The issue’s first paper, “Forward ordinal probability models for point-in-time probability of default term structure: methodologies and implementations for IFRS 9 expected credit loss estimation and CCAR stress testing” by Bill Huajian Yang, addresses some of the issues that arise in models that involve ranked data and what the author refers to as sensitivities. Using rank-specific sensitivities as basic building blocks in modeling allows one to directly implement matters such as rating changes/upgrades, among others. An estimation approach is outlined, certain calculations that arise from International Financial Reporting Standard 9 (IFRS 9) are discussed, and an example illustrating the superiority of this approach to the Merton model is included.

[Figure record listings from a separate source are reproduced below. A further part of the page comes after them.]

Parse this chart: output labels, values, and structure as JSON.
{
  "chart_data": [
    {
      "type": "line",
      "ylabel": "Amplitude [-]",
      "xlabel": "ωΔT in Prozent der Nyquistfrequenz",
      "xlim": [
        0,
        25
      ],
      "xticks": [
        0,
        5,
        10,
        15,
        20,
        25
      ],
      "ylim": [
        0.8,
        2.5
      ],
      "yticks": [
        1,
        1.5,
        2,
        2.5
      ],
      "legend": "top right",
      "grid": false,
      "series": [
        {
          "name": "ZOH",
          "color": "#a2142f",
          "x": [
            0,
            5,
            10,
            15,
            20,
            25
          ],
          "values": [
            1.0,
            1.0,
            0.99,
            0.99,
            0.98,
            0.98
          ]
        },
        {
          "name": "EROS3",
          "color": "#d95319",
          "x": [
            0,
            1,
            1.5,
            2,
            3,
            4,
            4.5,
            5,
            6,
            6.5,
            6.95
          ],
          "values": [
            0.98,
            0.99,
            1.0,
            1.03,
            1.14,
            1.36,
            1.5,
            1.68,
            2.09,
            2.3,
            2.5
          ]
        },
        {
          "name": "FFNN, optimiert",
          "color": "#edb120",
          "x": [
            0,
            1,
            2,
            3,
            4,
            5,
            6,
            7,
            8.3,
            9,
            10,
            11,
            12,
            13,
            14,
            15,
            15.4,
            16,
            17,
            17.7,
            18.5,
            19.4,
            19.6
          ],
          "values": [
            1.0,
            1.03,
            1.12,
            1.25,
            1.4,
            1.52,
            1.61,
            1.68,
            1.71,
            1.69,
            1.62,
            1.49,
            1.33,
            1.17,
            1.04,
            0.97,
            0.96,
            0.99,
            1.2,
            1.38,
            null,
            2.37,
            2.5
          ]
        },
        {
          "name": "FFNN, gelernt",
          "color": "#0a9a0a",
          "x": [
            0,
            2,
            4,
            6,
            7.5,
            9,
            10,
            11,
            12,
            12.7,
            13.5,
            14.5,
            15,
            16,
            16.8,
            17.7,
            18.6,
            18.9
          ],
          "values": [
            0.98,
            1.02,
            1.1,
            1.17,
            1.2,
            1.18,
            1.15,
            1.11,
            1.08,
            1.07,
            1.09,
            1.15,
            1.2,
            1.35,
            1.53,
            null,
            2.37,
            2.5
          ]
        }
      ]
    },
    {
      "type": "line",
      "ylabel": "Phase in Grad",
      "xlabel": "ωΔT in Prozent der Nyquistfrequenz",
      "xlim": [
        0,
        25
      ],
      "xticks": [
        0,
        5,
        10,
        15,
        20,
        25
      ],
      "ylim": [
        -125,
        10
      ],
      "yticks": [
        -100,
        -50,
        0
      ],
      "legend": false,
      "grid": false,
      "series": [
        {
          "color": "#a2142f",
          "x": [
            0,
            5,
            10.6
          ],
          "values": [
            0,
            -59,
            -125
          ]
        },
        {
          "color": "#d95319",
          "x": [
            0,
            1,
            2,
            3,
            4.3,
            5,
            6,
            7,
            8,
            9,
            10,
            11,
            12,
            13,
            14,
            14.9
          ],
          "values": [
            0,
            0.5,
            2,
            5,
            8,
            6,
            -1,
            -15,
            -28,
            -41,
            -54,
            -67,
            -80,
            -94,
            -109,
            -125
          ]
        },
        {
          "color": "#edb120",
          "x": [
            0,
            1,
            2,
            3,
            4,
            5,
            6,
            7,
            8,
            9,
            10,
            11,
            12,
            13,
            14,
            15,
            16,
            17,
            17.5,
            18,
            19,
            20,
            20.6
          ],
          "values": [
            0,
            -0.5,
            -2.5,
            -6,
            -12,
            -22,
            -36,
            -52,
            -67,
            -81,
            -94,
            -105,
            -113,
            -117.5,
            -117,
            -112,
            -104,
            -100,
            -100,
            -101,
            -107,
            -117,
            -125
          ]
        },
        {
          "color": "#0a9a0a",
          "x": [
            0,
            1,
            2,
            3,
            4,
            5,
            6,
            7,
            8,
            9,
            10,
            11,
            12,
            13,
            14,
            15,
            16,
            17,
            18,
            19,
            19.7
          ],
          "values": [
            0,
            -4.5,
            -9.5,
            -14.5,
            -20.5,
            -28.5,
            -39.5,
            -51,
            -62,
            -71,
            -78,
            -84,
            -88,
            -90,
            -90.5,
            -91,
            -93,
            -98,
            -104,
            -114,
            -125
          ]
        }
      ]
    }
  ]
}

“Bayesian analysis in an aggregate loss model: validation of the structure functions” by A. Hernández-Bastida, J. M. Pérez-Sánchez and M. P. Fernández-Sánchez is the second paper in this issue. It deals with the empirical evaluation of a collective risk model using a Bayesian structure. Much Bayesian analysis is driven by the search for mathematical beauty, so the prior distribution is often chosen so that the posterior distribution will be elegant, rather than because it is a suitable vehicle to express investor/agent beliefs. Further, elicitation (the act of gleaning information on the prior structure from the relevant agents) is often completely ignored. If Bayesian analysis is to have any added value, elicitation needs to be carried out carefully. I am pleased to say that this paper focuses on both of these aspects of Bayesian analysis.

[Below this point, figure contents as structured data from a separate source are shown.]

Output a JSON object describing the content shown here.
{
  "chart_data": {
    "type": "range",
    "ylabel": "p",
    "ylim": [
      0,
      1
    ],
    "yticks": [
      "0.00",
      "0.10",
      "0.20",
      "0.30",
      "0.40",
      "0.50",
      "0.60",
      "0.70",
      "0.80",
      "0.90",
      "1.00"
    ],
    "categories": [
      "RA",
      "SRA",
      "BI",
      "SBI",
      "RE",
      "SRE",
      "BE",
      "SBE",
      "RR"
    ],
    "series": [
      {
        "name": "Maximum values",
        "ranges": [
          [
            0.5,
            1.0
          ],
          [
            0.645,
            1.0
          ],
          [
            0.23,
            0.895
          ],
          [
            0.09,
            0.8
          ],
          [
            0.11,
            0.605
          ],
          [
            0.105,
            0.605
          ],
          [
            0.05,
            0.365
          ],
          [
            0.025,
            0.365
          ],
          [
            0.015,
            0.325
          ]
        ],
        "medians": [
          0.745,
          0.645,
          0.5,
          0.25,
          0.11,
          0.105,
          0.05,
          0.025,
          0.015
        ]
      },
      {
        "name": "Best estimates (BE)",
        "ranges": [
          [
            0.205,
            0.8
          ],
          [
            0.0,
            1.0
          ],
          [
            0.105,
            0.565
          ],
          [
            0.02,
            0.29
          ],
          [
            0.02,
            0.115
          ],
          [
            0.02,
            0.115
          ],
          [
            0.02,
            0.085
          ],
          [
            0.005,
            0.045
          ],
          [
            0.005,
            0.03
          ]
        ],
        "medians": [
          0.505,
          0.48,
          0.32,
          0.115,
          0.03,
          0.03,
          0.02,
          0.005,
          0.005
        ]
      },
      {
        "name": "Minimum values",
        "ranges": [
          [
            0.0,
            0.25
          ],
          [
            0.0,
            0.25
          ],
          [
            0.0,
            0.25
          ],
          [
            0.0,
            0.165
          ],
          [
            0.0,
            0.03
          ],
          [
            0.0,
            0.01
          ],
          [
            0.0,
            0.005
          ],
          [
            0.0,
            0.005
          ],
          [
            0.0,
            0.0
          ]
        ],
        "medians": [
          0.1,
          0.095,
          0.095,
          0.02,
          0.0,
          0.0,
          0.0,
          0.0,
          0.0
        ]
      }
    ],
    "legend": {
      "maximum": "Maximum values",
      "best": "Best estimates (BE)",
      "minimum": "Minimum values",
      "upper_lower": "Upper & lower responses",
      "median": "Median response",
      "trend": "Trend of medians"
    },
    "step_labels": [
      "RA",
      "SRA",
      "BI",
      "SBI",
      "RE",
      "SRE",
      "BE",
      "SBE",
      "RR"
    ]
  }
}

Our third paper, by Tao Pang, Wei Chen and Le Li, is “On the correlation and parametric approaches to calculation of credit value adjustment”. Credit value adjustment is defined by the authors as “an adjustment added to the fair value of an over-the-counter trade due to the risk of counterparty defaults”. We might think of it as a risk premium. One of the key ideas in this area of research is directional-way risk (DWR).The authors investigate DWR using a parametric approach, where the critical parameter is, in some sense, the correlation between the size of exposure to the counterparty default and the probability of counterparty default.

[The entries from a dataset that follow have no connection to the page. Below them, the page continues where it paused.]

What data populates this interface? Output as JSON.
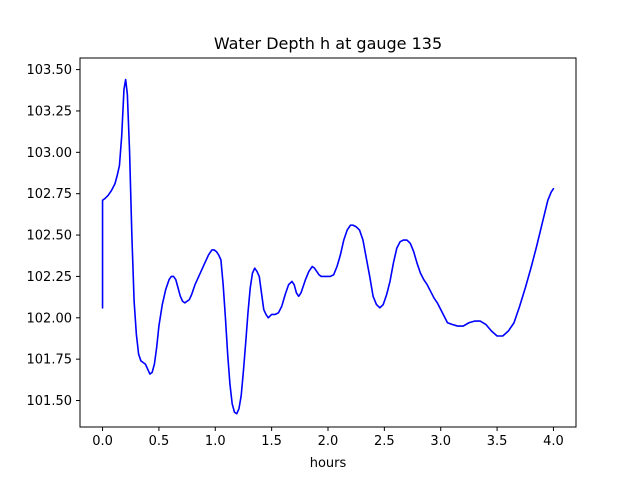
{
  "chart_data": {
    "type": "line",
    "title": "Water Depth h at gauge 135",
    "xlabel": "hours",
    "ylabel": "",
    "xlim": [
      -0.2,
      4.2
    ],
    "ylim": [
      101.34,
      103.57
    ],
    "xticks": [
      0.0,
      0.5,
      1.0,
      1.5,
      2.0,
      2.5,
      3.0,
      3.5,
      4.0
    ],
    "xtick_labels": [
      "0.0",
      "0.5",
      "1.0",
      "1.5",
      "2.0",
      "2.5",
      "3.0",
      "3.5",
      "4.0"
    ],
    "yticks": [
      101.5,
      101.75,
      102.0,
      102.25,
      102.5,
      102.75,
      103.0,
      103.25,
      103.5
    ],
    "ytick_labels": [
      "101.50",
      "101.75",
      "102.00",
      "102.25",
      "102.50",
      "102.75",
      "103.00",
      "103.25",
      "103.50"
    ],
    "grid": false,
    "series": [
      {
        "color": "#0000ff",
        "x": [
          0.0,
          0.0,
          0.0,
          0.02,
          0.05,
          0.08,
          0.11,
          0.13,
          0.15,
          0.17,
          0.19,
          0.205,
          0.22,
          0.24,
          0.26,
          0.28,
          0.3,
          0.32,
          0.34,
          0.36,
          0.38,
          0.4,
          0.42,
          0.44,
          0.46,
          0.48,
          0.5,
          0.53,
          0.56,
          0.59,
          0.61,
          0.63,
          0.65,
          0.67,
          0.69,
          0.71,
          0.73,
          0.75,
          0.77,
          0.79,
          0.82,
          0.86,
          0.9,
          0.94,
          0.97,
          0.99,
          1.01,
          1.03,
          1.05,
          1.07,
          1.09,
          1.11,
          1.13,
          1.15,
          1.17,
          1.19,
          1.21,
          1.23,
          1.25,
          1.27,
          1.29,
          1.31,
          1.33,
          1.35,
          1.37,
          1.39,
          1.41,
          1.43,
          1.45,
          1.47,
          1.5,
          1.53,
          1.56,
          1.59,
          1.62,
          1.65,
          1.68,
          1.7,
          1.72,
          1.74,
          1.76,
          1.78,
          1.8,
          1.83,
          1.86,
          1.88,
          1.9,
          1.92,
          1.94,
          1.96,
          1.99,
          2.02,
          2.05,
          2.08,
          2.11,
          2.14,
          2.17,
          2.2,
          2.22,
          2.25,
          2.28,
          2.31,
          2.34,
          2.37,
          2.4,
          2.43,
          2.46,
          2.49,
          2.52,
          2.55,
          2.58,
          2.61,
          2.64,
          2.67,
          2.7,
          2.73,
          2.76,
          2.79,
          2.82,
          2.85,
          2.88,
          2.91,
          2.94,
          2.97,
          3.0,
          3.03,
          3.06,
          3.1,
          3.15,
          3.2,
          3.25,
          3.3,
          3.35,
          3.4,
          3.45,
          3.5,
          3.55,
          3.6,
          3.65,
          3.7,
          3.75,
          3.8,
          3.85,
          3.9,
          3.95,
          3.98,
          4.0
        ],
        "y": [
          102.06,
          102.7,
          102.71,
          102.72,
          102.74,
          102.77,
          102.81,
          102.86,
          102.92,
          103.1,
          103.38,
          103.44,
          103.35,
          103.0,
          102.5,
          102.1,
          101.9,
          101.78,
          101.74,
          101.73,
          101.72,
          101.69,
          101.66,
          101.67,
          101.72,
          101.82,
          101.95,
          102.08,
          102.17,
          102.23,
          102.25,
          102.25,
          102.23,
          102.18,
          102.13,
          102.1,
          102.09,
          102.1,
          102.11,
          102.14,
          102.2,
          102.26,
          102.32,
          102.38,
          102.41,
          102.41,
          102.4,
          102.38,
          102.35,
          102.2,
          102.0,
          101.78,
          101.6,
          101.48,
          101.43,
          101.42,
          101.45,
          101.53,
          101.68,
          101.85,
          102.03,
          102.18,
          102.27,
          102.3,
          102.28,
          102.25,
          102.15,
          102.05,
          102.02,
          102.0,
          102.02,
          102.02,
          102.03,
          102.07,
          102.14,
          102.2,
          102.22,
          102.2,
          102.15,
          102.13,
          102.15,
          102.19,
          102.23,
          102.28,
          102.31,
          102.3,
          102.28,
          102.26,
          102.25,
          102.25,
          102.25,
          102.25,
          102.26,
          102.31,
          102.38,
          102.47,
          102.53,
          102.56,
          102.56,
          102.55,
          102.53,
          102.47,
          102.36,
          102.25,
          102.13,
          102.08,
          102.06,
          102.08,
          102.14,
          102.22,
          102.33,
          102.42,
          102.46,
          102.47,
          102.47,
          102.45,
          102.4,
          102.33,
          102.27,
          102.23,
          102.2,
          102.16,
          102.12,
          102.09,
          102.05,
          102.01,
          101.97,
          101.96,
          101.95,
          101.95,
          101.97,
          101.98,
          101.98,
          101.96,
          101.92,
          101.89,
          101.89,
          101.92,
          101.97,
          102.07,
          102.18,
          102.3,
          102.43,
          102.57,
          102.71,
          102.76,
          102.78
        ]
      }
    ]
  }
}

Nick Georgiopoulos’s “The use of the triangular approximation for some complicated risk measurement calculations” is the fourth and final paper in this issue of The Journal of Risk Model Validation. In it, Georgiopoulos introduces the triangular approximation to the normal distribution in order to extract closed-form and semi-closed-form solutions that are useful in risk measurement calculations. In particular,he applies the triangular approximation to the normal density to derive closed-form solutions for risk measurement using actuarial models. These include not only insurance risk, such as gamma and Pareto-distributed losses, but also financial risk. In addition, Georgiopoulos approximates the collective risk model under lognormally distributed severities and estimates its value-at-risk. The accuracy of the approximations is checked via Monte Carlo.